There are two main ways that this is implemented - through federalism and the separation of powers.
Federalism is the division of government between the national, state and local levels. The United States of America is a union of 50 states, each of which have their own legal standing and authority independent of the Federal Government.
The Federal US Government is based in Washington DC and is comprised of the President, US Congress (two houses - House of Representatives and the Senate) and the US Supreme Court.
There are 435 members of the House of Representatives. The number each state elects is dependent on its population.

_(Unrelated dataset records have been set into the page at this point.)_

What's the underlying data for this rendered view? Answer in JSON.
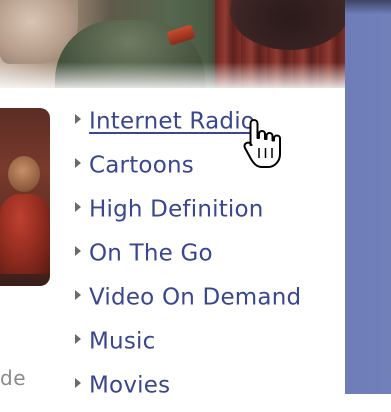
{
  "menu": {
    "items": [
      {
        "label": "Internet Radio"
      },
      {
        "label": "Cartoons"
      },
      {
        "label": "High Definition"
      },
      {
        "label": "On The Go"
      },
      {
        "label": "Video On Demand"
      },
      {
        "label": "Music"
      },
      {
        "label": "Movies"
      }
    ]
  },
  "left_partial_text": "de",
  "colors": {
    "link": "#3a4690",
    "side_strip": "#6e7db7",
    "arrow": "#6a6a6a"
  },
  "icons": {
    "bullet": "triangle-right-icon",
    "cursor": "hand-pointer-icon"
  }
}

There are 100 senators, two per state and nine members of the Supreme Court. Supreme Court judges are selected for life by the President and with the approval of the Senate. Each of the 50 individual states of the USA has its own Governor, State Congress and State Court.
Checks and balances refer to the separation of powers between the Executive (President), Legislature (Congress) and Judiciary (Supreme Court).
The framers (writers) of the American Constitution in 1789 went to great lengths to ensure that political power would not be concentrated within a single branch of national government.
The President nominates Ambassadors and members of the Cabinet, selects Federal judges and negotiates international treaties, but all are subject to approval by the Senate.
The Constitution specifies that only Congress has the power to declare war, but the President is Commander-in-Chief of the Armed Forces.